El orden internacional emergente al final de la guerra mundial librada a comienzos del siglo XX ha colapsado. Poco a poco, sin cesar. En extremo inimaginable. La división del mundo entre capitalismo y socialismo, cada uno con su gran potencia, zonas de influencia y periféricas, terminó al desplomarse el bloque soviético, modificando radicalmente la situación en el mundo, habiendo cubierto la faz de la tierra el capitalismo como proyecto económico. Bajo modelos distintos según el grado de intervención estatal en la economía.
Ese viraje de finales de los años ochenta, simbolizado en la caída del Muro de Berlín y en la desaparición de la URSS a comienzos de los noventa, motivó a Francis Fukuyama, politólogo estadounidense, a escribir su famoso libro “El fin de la historia y el último hombre”, en el cual sostiene la tesis de que tales acontecimientos habían conducido al “punto final de la evolución ideológica de la humanidad y la universalización de la democracia liberal occidental como la forma final de gobierno humano”, según explica Ramón González Férriz en su artículo intitulado “El fin de la historia treinta años después: ¿tenía razón Fukuyama?, publicado en El Confidencial, el 16 de junio de 2019.

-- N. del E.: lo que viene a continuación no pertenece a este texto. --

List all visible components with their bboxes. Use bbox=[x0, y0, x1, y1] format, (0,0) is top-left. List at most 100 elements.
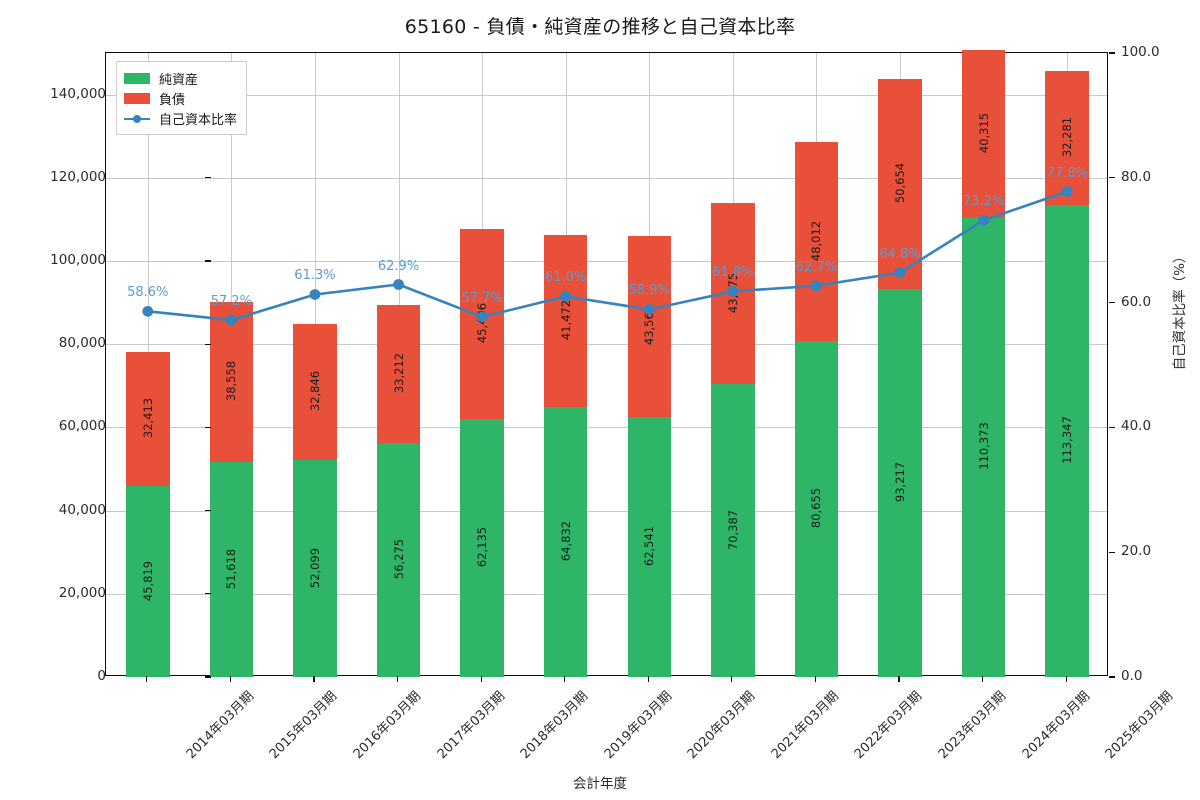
bar-segment-equity[interactable] bbox=[794, 341, 839, 677]
bar-segment-liability[interactable] bbox=[293, 323, 337, 461]
legend-item-label: 自己資本比率 bbox=[159, 112, 238, 128]
x-axis-tick bbox=[146, 676, 148, 682]
bar-segment-equity[interactable] bbox=[293, 460, 337, 677]
x-axis-tick-label: 2021年03月期 bbox=[768, 688, 842, 763]
ratio-line-marker[interactable] bbox=[225, 314, 237, 326]
x-axis-tick-label: 2020年03月期 bbox=[685, 688, 759, 763]
ratio-line-marker[interactable] bbox=[309, 289, 321, 300]
y-axis-tick-left bbox=[205, 343, 211, 345]
ratio-line-marker[interactable] bbox=[393, 279, 404, 290]
ratio-value-label: 73.2% bbox=[962, 194, 1005, 210]
bar-segment-equity[interactable] bbox=[543, 407, 588, 677]
x-axis-tick-label: 2015年03月期 bbox=[267, 688, 341, 763]
bar-segment-equity[interactable] bbox=[209, 462, 254, 677]
ratio-value-label: 58.9% bbox=[628, 283, 670, 299]
y-axis-tick-label-left: 120,000 bbox=[50, 168, 106, 185]
legend-line-marker-icon bbox=[124, 113, 150, 124]
x-axis-tick bbox=[898, 676, 900, 682]
y-axis-tick-label-right: 0.0 bbox=[1121, 668, 1143, 684]
x-axis-tick-label: 2017年03月期 bbox=[434, 688, 508, 763]
bar-segment-equity[interactable] bbox=[126, 486, 170, 677]
x-axis-tick bbox=[1065, 676, 1067, 682]
x-axis-tick bbox=[982, 676, 984, 682]
y-axis-label-left: 金額（百万円） bbox=[0, 262, 2, 358]
y-axis-tick-right bbox=[1109, 551, 1115, 553]
x-axis-tick bbox=[731, 676, 733, 682]
bar-segment-liability[interactable] bbox=[627, 235, 671, 417]
ratio-line-marker[interactable] bbox=[978, 214, 990, 226]
legend-item-label: 負債 bbox=[159, 92, 186, 108]
bar-segment-liability[interactable] bbox=[1045, 71, 1089, 206]
y-axis-tick-right bbox=[1109, 177, 1115, 179]
bar-segment-liability[interactable] bbox=[878, 78, 922, 290]
ratio-line-marker[interactable] bbox=[560, 290, 572, 302]
ratio-value-label: 62.7% bbox=[795, 259, 838, 275]
y-axis-tick-left bbox=[205, 510, 211, 512]
y-axis-tick-left bbox=[205, 177, 211, 179]
x-axis-tick-label: 2023年03月期 bbox=[935, 688, 1010, 763]
ratio-line-marker[interactable] bbox=[1061, 186, 1073, 197]
ratio-value-label: 62.9% bbox=[377, 258, 420, 274]
bar-segment-equity[interactable] bbox=[460, 418, 504, 677]
y-axis-tick-label-left: 100,000 bbox=[50, 252, 106, 268]
x-axis-label: 会計年度 bbox=[573, 776, 627, 792]
y-axis-tick-left bbox=[205, 676, 211, 678]
legend-item-label: 純資産 bbox=[159, 72, 199, 88]
ratio-value-label: 57.2% bbox=[210, 294, 253, 310]
ratio-line-path bbox=[146, 190, 1069, 322]
bar-segment-equity[interactable] bbox=[376, 442, 421, 677]
bar-segment-equity[interactable] bbox=[961, 217, 1006, 677]
legend-item[interactable]: 自己資本比率 bbox=[124, 108, 237, 128]
bar-segment-liability[interactable] bbox=[794, 141, 839, 342]
x-axis-tick-label: 2022年03月期 bbox=[852, 688, 926, 763]
y-axis-tick-label-left: 140,000 bbox=[50, 85, 106, 102]
bar-segment-liability[interactable] bbox=[209, 301, 254, 463]
x-axis-tick bbox=[229, 676, 231, 682]
y-axis-tick-left bbox=[205, 426, 211, 428]
y-axis-tick-left bbox=[205, 593, 211, 595]
y-axis-tick-left bbox=[205, 260, 211, 262]
bar-segment-liability[interactable] bbox=[543, 234, 588, 408]
ratio-value-label: 61.0% bbox=[545, 270, 587, 286]
y-axis-tick-label-right: 60.0 bbox=[1121, 293, 1152, 310]
bar-segment-liability[interactable] bbox=[376, 304, 421, 443]
ratio-value-label: 77.8% bbox=[1046, 165, 1088, 181]
y-axis-tick-label-left: 40,000 bbox=[58, 501, 106, 518]
gridline-horizontal bbox=[106, 344, 1107, 346]
chart-title: 65160 - 負債・純資産の推移と自己資本比率 bbox=[404, 16, 796, 38]
x-axis-tick bbox=[647, 676, 649, 682]
bar-segment-liability[interactable] bbox=[460, 229, 504, 419]
ratio-line-marker[interactable] bbox=[476, 311, 488, 323]
y-axis-tick-right bbox=[1109, 676, 1115, 678]
y-axis-tick-right bbox=[1109, 52, 1115, 54]
y-axis-label-right: 自己資本比率（%） bbox=[1172, 249, 1188, 371]
ratio-line-marker[interactable] bbox=[643, 304, 655, 315]
legend-swatch-icon bbox=[124, 72, 150, 84]
bar-segment-equity[interactable] bbox=[878, 289, 922, 677]
ratio-line-marker[interactable] bbox=[894, 267, 906, 279]
bar-segment-equity[interactable] bbox=[627, 416, 671, 677]
bar-segment-equity[interactable] bbox=[711, 384, 755, 677]
bar-segment-equity[interactable] bbox=[1045, 205, 1089, 677]
x-axis-tick bbox=[313, 676, 315, 682]
legend-item[interactable]: 純資産 bbox=[124, 68, 237, 88]
ratio-line-marker[interactable] bbox=[727, 285, 739, 297]
x-axis-tick-label: 2024年03月期 bbox=[1019, 688, 1093, 763]
x-axis-tick-label: 2019年03月期 bbox=[601, 688, 675, 763]
y-axis-tick-label-right: 20.0 bbox=[1121, 543, 1152, 560]
x-axis-tick bbox=[480, 676, 482, 682]
ratio-value-label: 61.3% bbox=[294, 268, 336, 284]
legend-swatch-icon bbox=[124, 92, 150, 104]
bar-segment-liability[interactable] bbox=[961, 50, 1006, 218]
y-axis-tick-label-left: 80,000 bbox=[58, 335, 106, 352]
gridline-horizontal bbox=[106, 593, 1107, 595]
x-axis-tick-label: 2018年03月期 bbox=[517, 688, 592, 763]
bar-segment-liability[interactable] bbox=[126, 351, 170, 487]
y-axis-tick-right bbox=[1109, 426, 1115, 428]
ratio-line-marker[interactable] bbox=[811, 280, 822, 292]
legend-item[interactable]: 負債 bbox=[124, 88, 237, 108]
ratio-line-marker[interactable] bbox=[142, 305, 154, 317]
y-axis-tick-right bbox=[1109, 302, 1115, 304]
gridline-horizontal bbox=[106, 94, 1107, 96]
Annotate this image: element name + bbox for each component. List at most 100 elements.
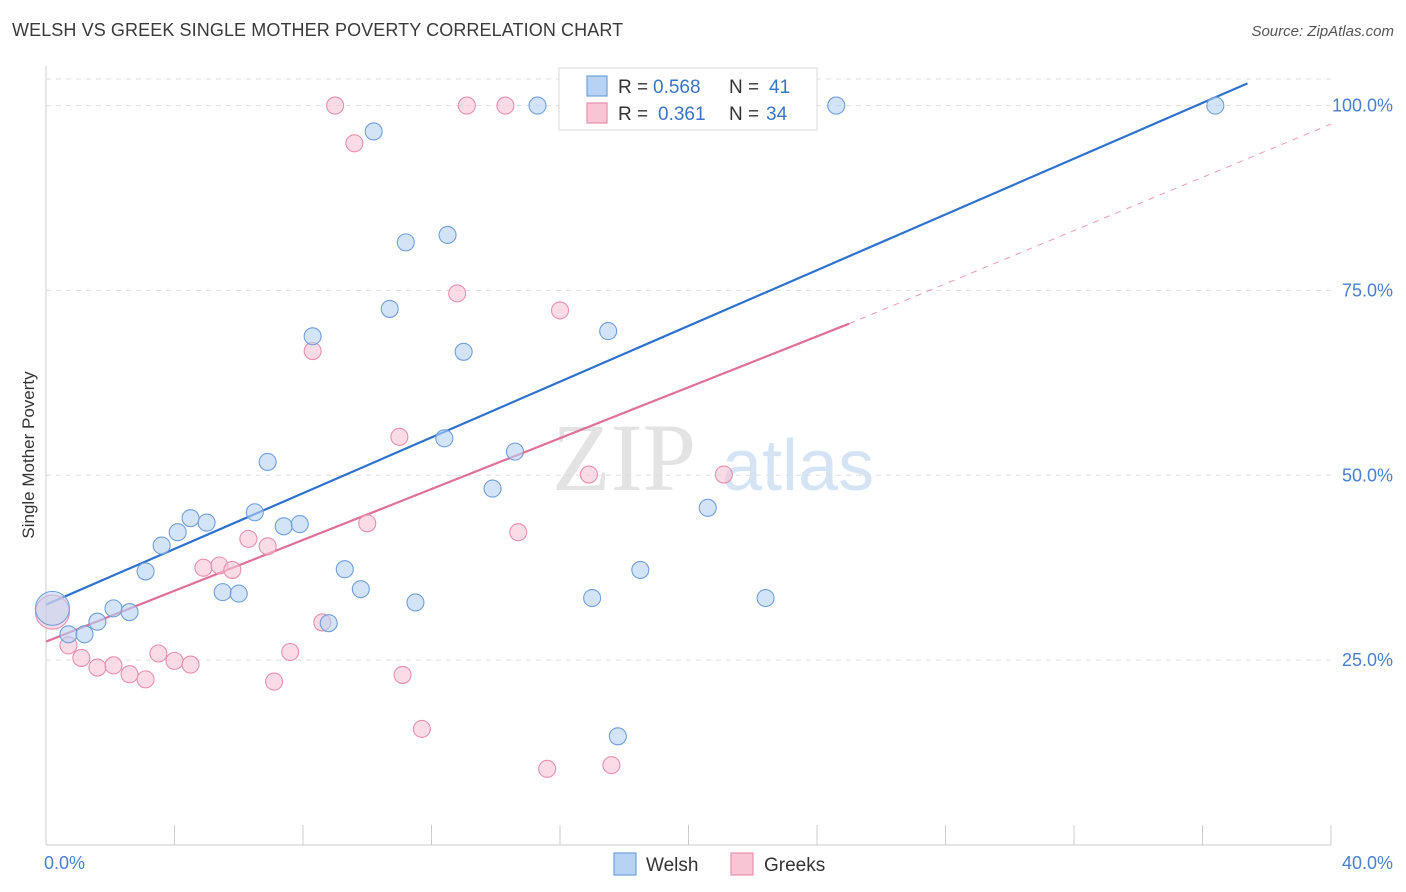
greeks-point [496, 96, 515, 115]
tick-labels: 25.0% 50.0% 75.0% 100.0% 0.0% 40.0% [44, 96, 1393, 873]
greeks-point [149, 644, 168, 663]
welsh-n-value: 41 [769, 77, 790, 98]
welsh-point [756, 588, 775, 608]
welsh-point [88, 612, 107, 631]
welsh-point [505, 442, 525, 461]
watermark-zip: ZIP [552, 404, 696, 511]
greeks-point [509, 523, 528, 542]
welsh-point [631, 560, 650, 579]
welsh-point [168, 523, 187, 542]
greeks-point [538, 759, 557, 778]
greeks-point [265, 672, 284, 691]
welsh-point [335, 560, 354, 579]
greeks-point [239, 529, 258, 548]
y-tick-label: 50.0% [1342, 465, 1393, 485]
welsh-point [303, 327, 322, 346]
source-credit: Source: ZipAtlas.com [1251, 23, 1394, 40]
greeks-point [358, 514, 377, 533]
greeks-r-value: 0.361 [658, 104, 706, 125]
welsh-point [351, 580, 370, 599]
welsh-point [136, 562, 155, 581]
watermark-atlas: atlas [722, 426, 874, 506]
welsh-n-label: N = [729, 77, 759, 98]
y-tick-label: 25.0% [1342, 650, 1393, 670]
welsh-point [483, 479, 502, 498]
x-tick-label-max: 40.0% [1342, 853, 1393, 873]
welsh-point [274, 517, 293, 536]
welsh-legend-marker[interactable] [613, 852, 637, 876]
greeks-point [104, 656, 123, 675]
greeks-point [72, 648, 91, 667]
welsh-point [406, 593, 425, 612]
greeks-point [412, 719, 431, 738]
welsh-r-value: 0.568 [653, 77, 701, 98]
trend-lines [45, 82, 1332, 643]
welsh-point [583, 588, 602, 608]
greeks-point [448, 284, 467, 303]
welsh-point [319, 614, 338, 633]
greeks-point [223, 560, 242, 579]
welsh-point [181, 509, 200, 528]
greeks-trend-line [45, 322, 850, 643]
welsh-point [608, 727, 627, 746]
welsh-point [528, 96, 547, 115]
greeks-legend-swatch [586, 102, 608, 124]
greeks-point [165, 651, 184, 670]
welsh-points [34, 96, 1225, 746]
welsh-trend-line [45, 82, 1248, 606]
welsh-point [34, 590, 70, 626]
greeks-point [326, 96, 345, 115]
welsh-point [152, 536, 171, 555]
greeks-point [194, 558, 213, 577]
welsh-point [213, 583, 232, 602]
y-axis-title: Single Mother Poverty [19, 371, 38, 539]
greeks-point [120, 665, 139, 684]
welsh-point [599, 322, 618, 341]
welsh-point [197, 513, 216, 532]
greeks-point [550, 301, 570, 320]
welsh-point [698, 498, 717, 517]
welsh-point [104, 599, 123, 618]
greeks-legend-label[interactable]: Greeks [764, 855, 825, 876]
stats-legend: R = 0.568 N = 41 R = 0.361 N = 34 [558, 67, 818, 131]
welsh-point [380, 299, 399, 318]
greeks-n-value: 34 [766, 104, 788, 125]
greeks-trend-extension [848, 123, 1332, 325]
welsh-point [396, 233, 415, 252]
welsh-legend-swatch [586, 75, 608, 97]
welsh-point [454, 342, 473, 361]
welsh-point [229, 584, 248, 603]
welsh-point [290, 515, 309, 534]
series-legend: Welsh Greeks [613, 852, 825, 876]
greeks-n-label: N = [729, 104, 759, 125]
greeks-point [457, 96, 476, 115]
greeks-legend-marker[interactable] [730, 852, 754, 876]
greeks-point [136, 670, 155, 689]
greeks-point [579, 465, 598, 484]
welsh-point [258, 452, 277, 472]
greeks-point [393, 665, 412, 684]
y-tick-label: 100.0% [1332, 96, 1393, 116]
welsh-point [75, 625, 94, 644]
chart-title: WELSH VS GREEK SINGLE MOTHER POVERTY COR… [12, 20, 624, 40]
welsh-point [245, 503, 264, 522]
greeks-point [258, 537, 277, 556]
welsh-point [438, 225, 457, 245]
greeks-point [390, 427, 409, 446]
greeks-point [88, 658, 107, 677]
greeks-point [281, 642, 300, 662]
welsh-point [59, 625, 78, 644]
welsh-point [1206, 96, 1225, 115]
greeks-point [345, 134, 364, 153]
greeks-point [714, 465, 733, 484]
welsh-point [435, 429, 454, 448]
welsh-legend-label[interactable]: Welsh [646, 855, 698, 876]
axes [45, 66, 1332, 846]
y-tick-label: 75.0% [1342, 280, 1393, 300]
welsh-point [364, 122, 383, 141]
welsh-point [827, 96, 846, 115]
watermark: ZIP atlas [552, 404, 874, 511]
greeks-r-label: R = [618, 104, 648, 125]
welsh-r-label: R = [618, 77, 648, 98]
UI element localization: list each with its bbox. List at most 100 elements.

Los hechos refutaron esa tesis. Si bien el fracaso del proyecto marxista condujo, como se dijo, a la universalización de la economía capitalista, con distintos grados de intervención estatal en cada país, no sucedió lo mismo con la democracia liberal occidental, al contrario, las estrategias totalitarias se remozaron y surgió un poderoso bloque con los principales regímenes tiránicos del mundo -Rusia, China, Irán y Corea del Norte- como cabeza, cuyo objetivo es la derrota de Occidente articulando autocracias de distinto grado, testaferros en los organismos internacionales, diplomacia, prensa, instituciones -incluyendo iglesias- y organizaciones de la sociedad civil. Peor aún, adhiriendo al crimen transnacional organizado como uno de sus componentes, fuente de inagotables recursos financieros provenientes de la “economía canalla” en palabras de la economista italiana Loretta Napoleoni. Tales constataciones sostienen la afirmación de que el conflicto verdadero, profundo, se produce entre democracia y autoritarismo.
En esa edificación totalitaria, Fidel Castro jugó un gran papel inventando el “socialismo del siglo XXI”, proyecto operado por el Foro de Sao Paulo, secundado por Ignacio Lula da Silva y Hugo Chávez, seguido por decenas de organizaciones políticas en toda Hispanoamérica. Magistralmente, Castro decidió impulsar la toma del poder de sus aliados según el juego de la democracia liberal para después pervertirla en un totalitarismo disfrazado en el cual sobreviene la cancelación de la dignidad humana y los derechos civiles y políticos de los individuos, cuya efectividad es la única garantía de los derechos de las llamadas “segunda y tercera generación”. Todo para lograr la hegemonía totalitaria en el mundo.
La crisis estructural de Venezuela, agudizada por el gigantesco fraude perpetrado por el régimen tiránico en las elecciones del 28 de julio pasado, aporta nuevas evidencias del grado de avance de la estrategia antidemocrática en el mundo. Son inequívocas: el resultado de la votación en la sesión extraordinaria de la OEA del 31 de julio pasado que no alcanzó para una resolución que exige la publicación de las actas electorales y la tibieza de la ONU que omitió pronunciamiento alguno sobre el fondo de la crisis, habiéndose limitado a manifestar preocupación por la represión desatada contra la ciudadanía. Más deplorable aún -aunque no sorpresivo-, el atronador silencio del papa Francisco.
Todo añadido a la ineficacia de las medidas de presión aplicadas sobre el régimen de Maduro por Estados Unidos de Norteamérica (al menos el 1 de agosto el Departamento de Estado reconoció la victoria de Edmundo González Urrutia), la condescendencia de la Unión Europea que se quedó con la decisión de “no reconocer los resultados electorales” hasta que no se publiquen las actas, difundida el 31 de julio; la tardanza extrema de los recursos internacionales de protección de los derechos humanos y de las acciones penales internacionales por crímenes de lesa humanidad que, en el caso de Maduro, ya tendrían que haberlo sentado en el banquillo de los acusados.
Occidente ha quedado sin liderazgo. Es innegable. Así lo prueba el triste panorama preelectoral de Estados Unidos, con un candidato que tuvo que declinar la postulación por razones fundadas y conocidas, habiendo sido sucedido por una persona que no se sabe si reúne las capacidades que se requieren para, en su caso, conducir a la primera potencia mundial, y otro, cuyos exabruptos y amistades no son precisamente garantía para la democracia y los derechos humanos. Así lo prueba igualmente el hundimiento cultural de Europa que parece haber abdicado de sus valores en favor de otros.
Urge que Occidente, sobreponiéndose a sus flaquezas, recree y fortalezca su liderazgo democrático y refunde el sistema internacional. Sin demora.